Option B: Single Scenario With Multiple Airtable Modules

Build one scenario with multiple Airtable Search modules (one per table), followed by an Array Aggregator that combines the results into a single stream. Then apply your router and Slack modules to the combined stream.

This approach is more efficient (one scenario execution covers all tables) but requires careful data normalization since each table may have different field names and structures.

For most teams, Option A is the right starting point. Switch to Option B when the number of scenarios becomes unwieldy or when you need cross-table logic (e.g., "notify #operations when an order record changes AND the linked product record has low inventory").

Testing Your Scenario

Before setting the scenario to run on a schedule, test it manually:

  1. Create a test record in Airtable with the Notification Sent checkbox unchecked
  2. Run the scenario once using Make.com's "Run Once" button
  3. Verify the Slack message appears in the correct channel with proper formatting
  4. Verify the Notification Sent checkbox got checked in Airtable
  5. Update the test record (change a tracked field)
  6. Confirm the checkbox was automatically unchecked by your Airtable automation
  7. Run the scenario again and verify a second notification appears

Common issues during testing:

  • No records found: Your filter formula timing window may be too narrow. Widen it temporarily for testing.
  • Slack message is empty: Check that your field mappings point to the correct Airtable module output. Make.com's module outputs are numbered, so if you added or removed modules, the references may have shifted.
  • Duplicate notifications: Your Notification Sent checkbox is not being set correctly, or the Airtable automation that resets it is firing too aggressively.

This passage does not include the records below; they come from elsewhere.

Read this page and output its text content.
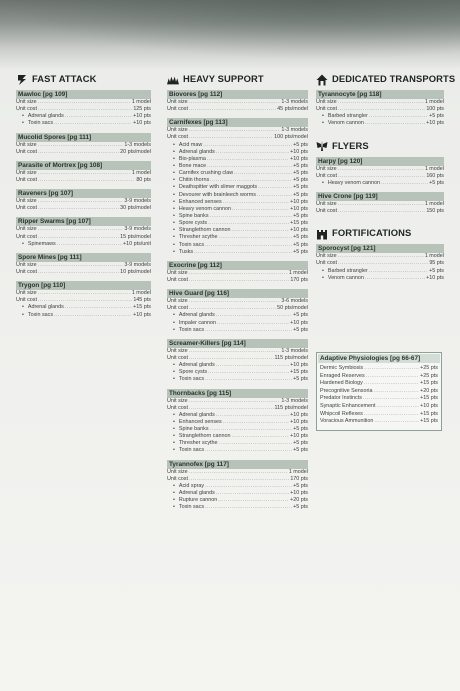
FAST ATTACK
Mawloc [pg 109]
Unit size .....	1 model
Unit cost .....	125 pts
• Adrenal glands .....	+10 pts
• Toxin sacs .....	+10 pts
Mucolid Spores [pg 111]
Unit size .....	1-3 models
Unit cost .....	20 pts/model
Parasite of Mortrex [pg 108]
Unit size .....	1 model
Unit cost .....	80 pts
Raveners [pg 107]
Unit size .....	3-9 models
Unit cost .....	30 pts/model
Ripper Swarms [pg 107]
Unit size .....	3-9 models
Unit cost .....	15 pts/model
• Spinemaws .....	+10 pts/unit
Spore Mines [pg 111]
Unit size .....	3-9 models
Unit cost .....	10 pts/model
Trygon [pg 110]
Unit size .....	1 model
Unit cost .....	145 pts
• Adrenal glands .....	+15 pts
• Toxin sacs .....	+10 pts
HEAVY SUPPORT
Biovores [pg 112]
Unit size .....	1-3 models
Unit cost .....	45 pts/model
Carnifexes [pg 113]
Unit size .....	1-3 models
Unit cost .....	100 pts/model
• Acid maw .....	+5 pts
• Adrenal glands .....	+10 pts
• Bio-plasma .....	+10 pts
• Bone mace .....	+5 pts
• Carnifex crushing claw .....	+5 pts
• Chitin thorns .....	+5 pts
• Deathspitter with slimer maggots .....	+5 pts
• Devourer with brainleech worms .....	+5 pts
• Enhanced senses .....	+10 pts
• Heavy venom cannon .....	+10 pts
• Spine banks .....	+5 pts
• Spore cysts .....	+15 pts
• Stranglethorn cannon .....	+10 pts
• Thresher scythe .....	+5 pts
• Toxin sacs .....	+5 pts
• Tusks .....	+5 pts
Exocrine [pg 112]
Unit size .....	1 model
Unit cost .....	170 pts
Hive Guard [pg 116]
Unit size .....	3-6 models
Unit cost .....	50 pts/model
• Adrenal glands .....	+5 pts
• Impaler cannon .....	+10 pts
• Toxin sacs .....	+5 pts
Screamer-Killers [pg 114]
Unit size .....	1-3 models
Unit cost .....	115 pts/model
• Adrenal glands .....	+10 pts
• Spore cysts .....	+15 pts
• Toxin sacs .....	+5 pts
Thornbacks [pg 115]
Unit size .....	1-3 models
Unit cost .....	115 pts/model
• Adrenal glands .....	+10 pts
• Enhanced senses .....	+10 pts
• Spine banks .....	+5 pts
• Stranglethorn cannon .....	+10 pts
• Thresher scythe .....	+5 pts
• Toxin sacs .....	+5 pts
Tyrannofex [pg 117]
Unit size .....	1 model
Unit cost .....	170 pts
• Acid spray .....	+5 pts
• Adrenal glands .....	+10 pts
• Rupture cannon .....	+20 pts
• Toxin sacs .....	+5 pts
DEDICATED TRANSPORTS
Tyrannocyte [pg 118]
Unit size .....	1 model
Unit cost .....	100 pts
• Barbed strangler .....	+5 pts
• Venom cannon .....	+10 pts
FLYERS
Harpy [pg 120]
Unit size .....	1 model
Unit cost .....	160 pts
• Heavy venom cannon .....	+5 pts
Hive Crone [pg 119]
Unit size .....	1 model
Unit cost .....	150 pts
FORTIFICATIONS
Sporocyst [pg 121]
Unit size .....	1 model
Unit cost .....	95 pts
• Barbed strangler .....	+5 pts
• Venom cannon .....	+10 pts
Adaptive Physiologies [pg 66-67]
Dermic Symbiosis .....	+25 pts
Enraged Reserves .....	+25 pts
Hardened Biology .....	+15 pts
Precognitive Sensoria .....	+20 pts
Predator Instincts .....	+15 pts
Synaptic Enhancement .....	+10 pts
Whipcoil Reflexes .....	+15 pts
Voracious Ammunition .....	+15 pts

What This Looks Like in Practice

Once deployed, here is the daily experience for your team:

  • An operations lead updates a shipping ETA in Airtable. Within 5 minutes, the #operations Slack channel gets a formatted message: "Record Updated: Order #4521 | Status: Delayed | New ETA: April 2 | Open in Airtable [link]."
  • A product manager changes a launch date. The #product channel surfaces it with the old and new dates.
  • A sales rep moves a deal to "Closed Won." The #sales channel gets a notification with deal value and customer name, and the team reacts with emoji -- because they actually saw it, instead of finding out three days later during a standup.

The total Make.com cost for a team processing 200 Airtable changes per day across three tables: roughly 6,200 operations per month (200 changes x 31 days x 1 search + 1 Slack post + 1 update per change). That fits comfortably within Make.com's Core plan at $10.59/month for 10,000 operations.

For a 30-minute setup and $10/month, you get real-time operational visibility that eliminates the "I didn't know that changed" problem entirely. No more missed updates, no more stale context in standups, and no more manually checking Airtable to see what happened overnight.